Sunday, November 6, 2011

The Sad Clown

Sad Clown by ::big daddy k::
Sad Clown, a photo by ::big daddy k:: on Flickr.
"People say I'm the life of the party
cause I tell a joke or two
well I might be laughin
loud and hearty
but deep inside, I'm blue
so take a good look at my face
you see my smile looks out of place
if you come closer it's easy to trace
the tracks of my tears ..."
~ Smokey Robinson

I have had a significant amount of grief arise recently. It is for the one in me who has carried long-standing patterns that can be linked back to what I learned and how my ground was poisoned from my mother and my father as a little girl.    How I, in turn,  have poisoned where I stand.

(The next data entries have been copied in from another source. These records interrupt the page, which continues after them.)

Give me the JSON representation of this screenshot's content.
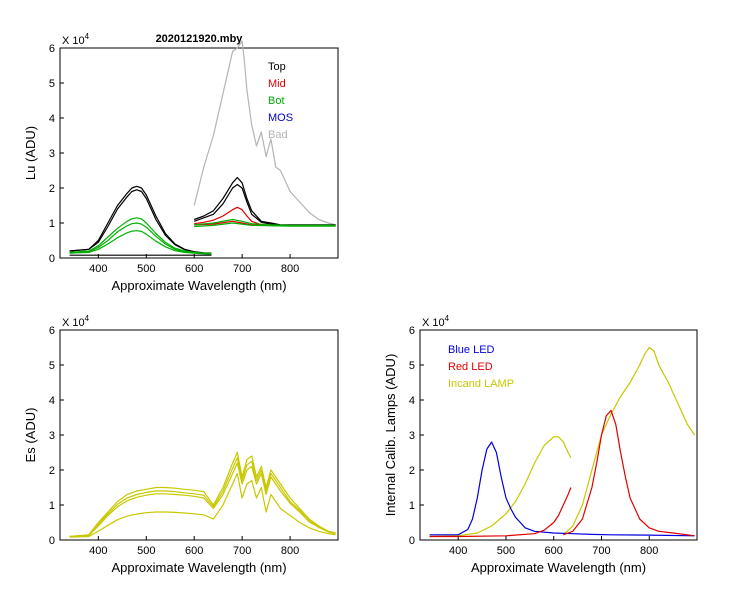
{
  "chart_data": [
    {
      "id": "lu",
      "type": "line",
      "title": "2020121920.mby",
      "xlabel": "Approximate Wavelength (nm)",
      "ylabel": "Lu (ADU)",
      "exponent_label": "X 10",
      "exponent_power": "4",
      "xlim": [
        320,
        900
      ],
      "ylim": [
        0,
        6
      ],
      "xticks": [
        400,
        500,
        600,
        700,
        800
      ],
      "yticks": [
        0,
        1,
        2,
        3,
        4,
        5,
        6
      ],
      "legend": [
        {
          "name": "Top",
          "color": "#000000"
        },
        {
          "name": "Mid",
          "color": "#e00000"
        },
        {
          "name": "Bot",
          "color": "#00b000"
        },
        {
          "name": "MOS",
          "color": "#0000d0"
        },
        {
          "name": "Bad",
          "color": "#b4b4b4"
        }
      ],
      "series": [
        {
          "name": "Bad",
          "color": "#b4b4b4",
          "x": [
            600,
            620,
            640,
            660,
            680,
            690,
            695,
            700,
            705,
            710,
            720,
            725,
            730,
            740,
            750,
            760,
            770,
            780,
            800,
            820,
            840,
            860,
            880,
            895
          ],
          "y": [
            1.5,
            2.6,
            3.5,
            4.7,
            5.9,
            6.0,
            6.1,
            6.2,
            5.6,
            4.8,
            3.8,
            3.5,
            3.2,
            3.6,
            2.9,
            3.4,
            2.6,
            2.5,
            1.9,
            1.6,
            1.3,
            1.1,
            1.0,
            0.95
          ]
        },
        {
          "name": "Top 1",
          "color": "#000000",
          "x": [
            340,
            380,
            400,
            420,
            440,
            460,
            470,
            480,
            490,
            500,
            520,
            540,
            560,
            580,
            600,
            620,
            636
          ],
          "y": [
            0.2,
            0.25,
            0.5,
            1.0,
            1.5,
            1.85,
            2.0,
            2.05,
            2.0,
            1.8,
            1.2,
            0.7,
            0.4,
            0.25,
            0.18,
            0.15,
            0.14
          ]
        },
        {
          "name": "Top 2",
          "color": "#000000",
          "x": [
            340,
            380,
            400,
            420,
            440,
            460,
            470,
            480,
            490,
            500,
            520,
            540,
            560,
            580,
            600,
            620,
            636
          ],
          "y": [
            0.2,
            0.25,
            0.45,
            0.9,
            1.4,
            1.75,
            1.9,
            1.95,
            1.9,
            1.7,
            1.1,
            0.65,
            0.38,
            0.24,
            0.17,
            0.14,
            0.13
          ]
        },
        {
          "name": "Top 3",
          "color": "#000000",
          "x": [
            600,
            620,
            640,
            660,
            680,
            690,
            700,
            710,
            720,
            740,
            760,
            780,
            800,
            840,
            880,
            895
          ],
          "y": [
            1.1,
            1.2,
            1.35,
            1.7,
            2.15,
            2.3,
            2.15,
            1.7,
            1.35,
            1.05,
            1.0,
            0.95,
            0.95,
            0.95,
            0.95,
            0.95
          ]
        },
        {
          "name": "Top 4",
          "color": "#000000",
          "x": [
            600,
            620,
            640,
            660,
            680,
            690,
            700,
            710,
            720,
            740,
            760,
            780,
            800,
            840,
            880,
            895
          ],
          "y": [
            1.05,
            1.15,
            1.25,
            1.55,
            2.0,
            2.1,
            2.0,
            1.6,
            1.25,
            1.02,
            0.97,
            0.93,
            0.93,
            0.93,
            0.93,
            0.93
          ]
        },
        {
          "name": "Mid 1",
          "color": "#e00000",
          "x": [
            600,
            620,
            640,
            660,
            680,
            690,
            700,
            710,
            720,
            740,
            760,
            800,
            840,
            880,
            895
          ],
          "y": [
            0.98,
            1.02,
            1.08,
            1.2,
            1.38,
            1.45,
            1.38,
            1.2,
            1.05,
            0.95,
            0.93,
            0.92,
            0.92,
            0.92,
            0.92
          ]
        },
        {
          "name": "Mid 2",
          "color": "#e00000",
          "x": [
            600,
            640,
            680,
            700,
            720,
            760,
            800,
            895
          ],
          "y": [
            0.95,
            0.97,
            1.05,
            1.0,
            0.95,
            0.93,
            0.92,
            0.92
          ]
        },
        {
          "name": "Bot 1",
          "color": "#00b000",
          "x": [
            340,
            380,
            400,
            420,
            440,
            460,
            470,
            480,
            490,
            500,
            520,
            540,
            560,
            580,
            600,
            620,
            636
          ],
          "y": [
            0.16,
            0.2,
            0.35,
            0.6,
            0.85,
            1.05,
            1.12,
            1.15,
            1.12,
            1.0,
            0.7,
            0.45,
            0.28,
            0.2,
            0.16,
            0.14,
            0.13
          ]
        },
        {
          "name": "Bot 2",
          "color": "#00b000",
          "x": [
            340,
            380,
            400,
            420,
            440,
            460,
            470,
            480,
            490,
            500,
            520,
            540,
            560,
            580,
            600,
            620,
            636
          ],
          "y": [
            0.15,
            0.18,
            0.3,
            0.5,
            0.75,
            0.92,
            0.98,
            1.0,
            0.97,
            0.88,
            0.62,
            0.4,
            0.25,
            0.18,
            0.15,
            0.13,
            0.12
          ]
        },
        {
          "name": "Bot 3",
          "color": "#00b000",
          "x": [
            340,
            380,
            400,
            420,
            440,
            460,
            470,
            480,
            490,
            500,
            520,
            540,
            560,
            580,
            600,
            620,
            636
          ],
          "y": [
            0.14,
            0.16,
            0.25,
            0.4,
            0.58,
            0.72,
            0.77,
            0.78,
            0.76,
            0.68,
            0.48,
            0.32,
            0.21,
            0.16,
            0.14,
            0.12,
            0.11
          ]
        },
        {
          "name": "Bot 4",
          "color": "#00b000",
          "x": [
            600,
            640,
            680,
            700,
            720,
            760,
            800,
            840,
            895
          ],
          "y": [
            0.95,
            1.0,
            1.1,
            1.05,
            0.98,
            0.95,
            0.93,
            0.93,
            0.93
          ]
        },
        {
          "name": "Bot 5",
          "color": "#00b000",
          "x": [
            600,
            640,
            680,
            700,
            720,
            760,
            800,
            840,
            895
          ],
          "y": [
            0.9,
            0.93,
            1.0,
            0.97,
            0.93,
            0.92,
            0.91,
            0.91,
            0.91
          ]
        },
        {
          "name": "Dark",
          "color": "#000000",
          "x": [
            340,
            400,
            500,
            600,
            636
          ],
          "y": [
            0.08,
            0.08,
            0.08,
            0.08,
            0.08
          ]
        }
      ]
    },
    {
      "id": "es",
      "type": "line",
      "title": "",
      "xlabel": "Approximate Wavelength (nm)",
      "ylabel": "Es  (ADU)",
      "exponent_label": "X 10",
      "exponent_power": "4",
      "xlim": [
        320,
        900
      ],
      "ylim": [
        0,
        6
      ],
      "xticks": [
        400,
        500,
        600,
        700,
        800
      ],
      "yticks": [
        0,
        1,
        2,
        3,
        4,
        5,
        6
      ],
      "legend": [],
      "series": [
        {
          "name": "Es 1",
          "color": "#c8c800",
          "x": [
            340,
            380,
            400,
            420,
            440,
            460,
            480,
            500,
            520,
            540,
            560,
            580,
            600,
            620,
            640,
            660,
            680,
            690,
            700,
            710,
            720,
            730,
            740,
            750,
            760,
            780,
            800,
            820,
            840,
            860,
            880,
            895
          ],
          "y": [
            0.1,
            0.15,
            0.5,
            0.8,
            1.1,
            1.3,
            1.4,
            1.45,
            1.5,
            1.5,
            1.48,
            1.45,
            1.42,
            1.38,
            1.0,
            1.5,
            2.2,
            2.5,
            1.8,
            2.3,
            2.4,
            1.8,
            2.1,
            1.5,
            2.0,
            1.6,
            1.2,
            0.9,
            0.6,
            0.4,
            0.25,
            0.2
          ]
        },
        {
          "name": "Es 2",
          "color": "#c8c800",
          "x": [
            340,
            380,
            400,
            420,
            440,
            460,
            480,
            500,
            520,
            540,
            560,
            580,
            600,
            620,
            640,
            660,
            680,
            690,
            700,
            710,
            720,
            730,
            740,
            750,
            760,
            780,
            800,
            820,
            840,
            860,
            880,
            895
          ],
          "y": [
            0.1,
            0.14,
            0.45,
            0.75,
            1.02,
            1.2,
            1.3,
            1.36,
            1.4,
            1.4,
            1.38,
            1.35,
            1.32,
            1.28,
            0.95,
            1.4,
            2.05,
            2.35,
            1.7,
            2.15,
            2.25,
            1.7,
            2.0,
            1.4,
            1.9,
            1.5,
            1.1,
            0.85,
            0.55,
            0.38,
            0.24,
            0.19
          ]
        },
        {
          "name": "Es 3",
          "color": "#c8c800",
          "x": [
            340,
            380,
            400,
            420,
            440,
            460,
            480,
            500,
            520,
            540,
            560,
            580,
            600,
            620,
            640,
            660,
            680,
            690,
            700,
            710,
            720,
            730,
            740,
            750,
            760,
            780,
            800,
            820,
            840,
            860,
            880,
            895
          ],
          "y": [
            0.1,
            0.13,
            0.4,
            0.7,
            0.95,
            1.12,
            1.22,
            1.28,
            1.32,
            1.32,
            1.3,
            1.28,
            1.25,
            1.2,
            0.9,
            1.3,
            1.9,
            2.2,
            1.6,
            2.0,
            2.1,
            1.6,
            1.9,
            1.3,
            1.8,
            1.4,
            1.05,
            0.8,
            0.52,
            0.36,
            0.23,
            0.18
          ]
        },
        {
          "name": "Es 4",
          "color": "#c8c800",
          "x": [
            340,
            380,
            400,
            420,
            440,
            460,
            480,
            500,
            520,
            540,
            560,
            580,
            600,
            620,
            640,
            660,
            680,
            690,
            700,
            710,
            720,
            730,
            740,
            750,
            760,
            780,
            800,
            820,
            840,
            860,
            880,
            895
          ],
          "y": [
            0.08,
            0.1,
            0.25,
            0.42,
            0.58,
            0.68,
            0.74,
            0.78,
            0.8,
            0.8,
            0.79,
            0.77,
            0.75,
            0.72,
            0.6,
            1.0,
            1.6,
            1.9,
            1.2,
            1.6,
            1.7,
            1.2,
            1.5,
            0.8,
            1.3,
            0.9,
            0.7,
            0.5,
            0.35,
            0.25,
            0.18,
            0.15
          ]
        }
      ]
    },
    {
      "id": "lamps",
      "type": "line",
      "title": "",
      "xlabel": "Approximate Wavelength (nm)",
      "ylabel": "Internal Calib. Lamps  (ADU)",
      "exponent_label": "X 10",
      "exponent_power": "4",
      "xlim": [
        320,
        900
      ],
      "ylim": [
        0,
        6
      ],
      "xticks": [
        400,
        500,
        600,
        700,
        800
      ],
      "yticks": [
        0,
        1,
        2,
        3,
        4,
        5,
        6
      ],
      "legend": [
        {
          "name": "Blue LED",
          "color": "#0000e0"
        },
        {
          "name": "Red LED",
          "color": "#e00000"
        },
        {
          "name": "Incand LAMP",
          "color": "#c8c800"
        }
      ],
      "series": [
        {
          "name": "Incand LAMP A",
          "color": "#c8c800",
          "x": [
            340,
            400,
            440,
            470,
            500,
            520,
            540,
            560,
            580,
            600,
            610,
            620,
            630,
            636
          ],
          "y": [
            0.1,
            0.12,
            0.2,
            0.4,
            0.75,
            1.1,
            1.6,
            2.2,
            2.7,
            2.95,
            2.95,
            2.8,
            2.5,
            2.35
          ]
        },
        {
          "name": "Incand LAMP B",
          "color": "#c8c800",
          "x": [
            620,
            640,
            660,
            680,
            700,
            720,
            740,
            760,
            780,
            790,
            800,
            810,
            820,
            840,
            860,
            880,
            895
          ],
          "y": [
            0.15,
            0.4,
            1.0,
            2.0,
            3.0,
            3.6,
            4.1,
            4.5,
            5.0,
            5.3,
            5.5,
            5.4,
            5.0,
            4.5,
            3.9,
            3.3,
            3.0
          ]
        },
        {
          "name": "Blue LED",
          "color": "#0000e0",
          "x": [
            340,
            400,
            420,
            430,
            440,
            450,
            460,
            470,
            480,
            490,
            500,
            510,
            520,
            530,
            540,
            560,
            600,
            640,
            680,
            720,
            800,
            895
          ],
          "y": [
            0.15,
            0.15,
            0.3,
            0.6,
            1.2,
            2.0,
            2.6,
            2.8,
            2.5,
            1.8,
            1.2,
            0.9,
            0.65,
            0.5,
            0.35,
            0.25,
            0.2,
            0.18,
            0.16,
            0.15,
            0.14,
            0.12
          ]
        },
        {
          "name": "Red LED A",
          "color": "#e00000",
          "x": [
            340,
            400,
            500,
            560,
            580,
            600,
            610,
            620,
            630,
            636
          ],
          "y": [
            0.1,
            0.1,
            0.12,
            0.18,
            0.28,
            0.5,
            0.7,
            1.0,
            1.3,
            1.5
          ]
        },
        {
          "name": "Red LED B",
          "color": "#e00000",
          "x": [
            620,
            640,
            660,
            680,
            690,
            700,
            710,
            720,
            730,
            740,
            750,
            760,
            780,
            800,
            820,
            850,
            880,
            895
          ],
          "y": [
            0.15,
            0.25,
            0.6,
            1.5,
            2.2,
            3.0,
            3.55,
            3.7,
            3.3,
            2.5,
            1.8,
            1.2,
            0.6,
            0.35,
            0.25,
            0.2,
            0.15,
            0.12
          ]
        }
      ]
    }
  ]
}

I didn't have the kinds of victories that kids need to boost their self-esteem, to feel valued, to feel loved. I do not make these statements from a "Poor Me" place; they are statements of fact -- this is just the way it was. I didn't know my place in the world. So I made it up along the way. My mother did not allow me to have the fullness of accomplishments in public forums such as church; she, instead, would brag about something I did and talk about me as if I wasn't standing there so that she could receive the accolades. Every once in awhile I'd get an approving nod or smile from one of the other church ladies, kind of like when you're telling people about the great tricks your dog does and then someone coos and pats it on the head. It was like that.

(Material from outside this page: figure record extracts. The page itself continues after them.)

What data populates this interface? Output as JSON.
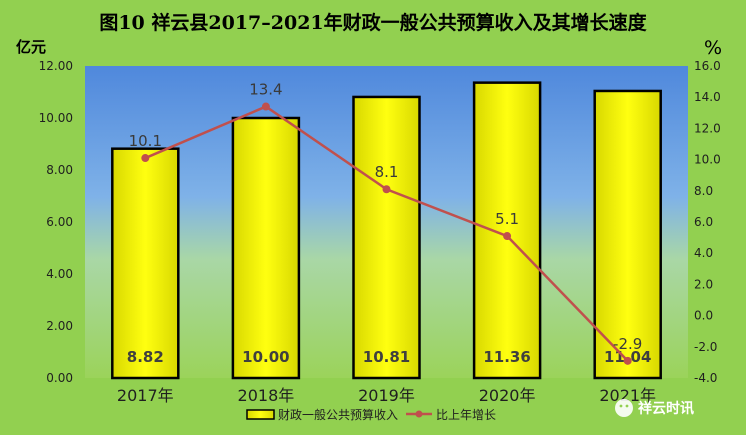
{
  "title": "图10  祥云县2017–2021年财政一般公共预算收入及其增长速度",
  "left_unit": "亿元",
  "right_unit": "%",
  "watermark": "祥云时讯",
  "chart_data": {
    "type": "bar",
    "categories": [
      "2017年",
      "2018年",
      "2019年",
      "2020年",
      "2021年"
    ],
    "series": [
      {
        "name": "财政一般公共预算收入",
        "type": "bar",
        "axis": "left",
        "values": [
          8.82,
          10.0,
          10.81,
          11.36,
          11.04
        ],
        "labels": [
          "8.82",
          "10.00",
          "10.81",
          "11.36",
          "11.04"
        ]
      },
      {
        "name": "比上年增长",
        "type": "line",
        "axis": "right",
        "values": [
          10.1,
          13.4,
          8.1,
          5.1,
          -2.9
        ],
        "labels": [
          "10.1",
          "13.4",
          "8.1",
          "5.1",
          "-2.9"
        ]
      }
    ],
    "ylim_left": [
      0,
      12
    ],
    "ylim_right": [
      -4,
      16
    ],
    "yticks_left": [
      "0.00",
      "2.00",
      "4.00",
      "6.00",
      "8.00",
      "10.00",
      "12.00"
    ],
    "yticks_right": [
      "-4.0",
      "-2.0",
      "0.0",
      "2.0",
      "4.0",
      "6.0",
      "8.0",
      "10.0",
      "12.0",
      "14.0",
      "16.0"
    ],
    "legend_position": "bottom",
    "colors": {
      "bar_fill": "#ffff00",
      "line": "#c0504d"
    }
  }
}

One of the more painful realizations this past week was to fully see that I was a very sad child. You wouldn't know it, as the song lyrics imply above, unless you got close enough to take a good look at my face and see the tracks of my tears. I was, in fact, a sad clown. I was the kid who tried to do pranks and make funny gestures and faces to get you to laugh. I understand that this was a very clever strategy I devised to deflect from my pain -- so you couldn't see it and I didn't have to feel it.

I grieve this week for the little girl who lulled herself to sleep sobbing into the deep crevices of her pillow so that her sister who slept in the same room wouldn't hear. So that her father didn't have to bear the sight of a "big baby" as he would say aloud about any indicator in me that was going to lead to tearfulness. I grieve for the little boy who became my father because I am aware that his mother was depressed and sickly and it is likely that anything that was reminiscent of her poisoning ground activated his own toward me.

I began writing in diaries starting around age 10. I wrote melancholy poems by the age of 12. Not a soul saw these, nor did I reveal them. I had a closet full of journals up until the age of 18 that held my sadness. When I came home at the age of 21 to collect my stuff and move out, I discovered that all of this writing was tossed out -- by my mother. I was furious. I had wondered if she read any of them, but more so, that she discarded the outpourings of my soul. It is only now that I understand how much I drank AT her and loathed her during my twenties yet was never really in touch with those feelings.

And, I grieve for her too. The enabler of an alcoholic husband and the pressure of holding a family together so that it would not disintegrate. She too could not bear my sadness -- for to feel it would mean she might have to feel her own. She kept everything at bay so she would not break into a million shattered pieces. This is how she survived.

My sister refused to experience sadness and, instead, fought and rebelled. An early pregnancy found her kicked out and in the arms of an abusive father of her children.

My brother, on the other hand, took in the most toxic sips of the poison in our family -- the end result being isolation, withdrawal, and eventually a psychotic break. I believe he was deeply depressed -- he came by this rightly having inherited the crippling DNA from my father's side of the family.

Because I am awake and willing and sober -- I can feel ALL of this. It can exist in the same house with my genuine playfulness and joy. This needs to be felt in its fullness so that I can make room for what else may be dormant and not yet known to be birthed from me.

Farewell sad clown ... your make up is running and it's time to put away the costume. Live into the one who can be fully here, no disguise required.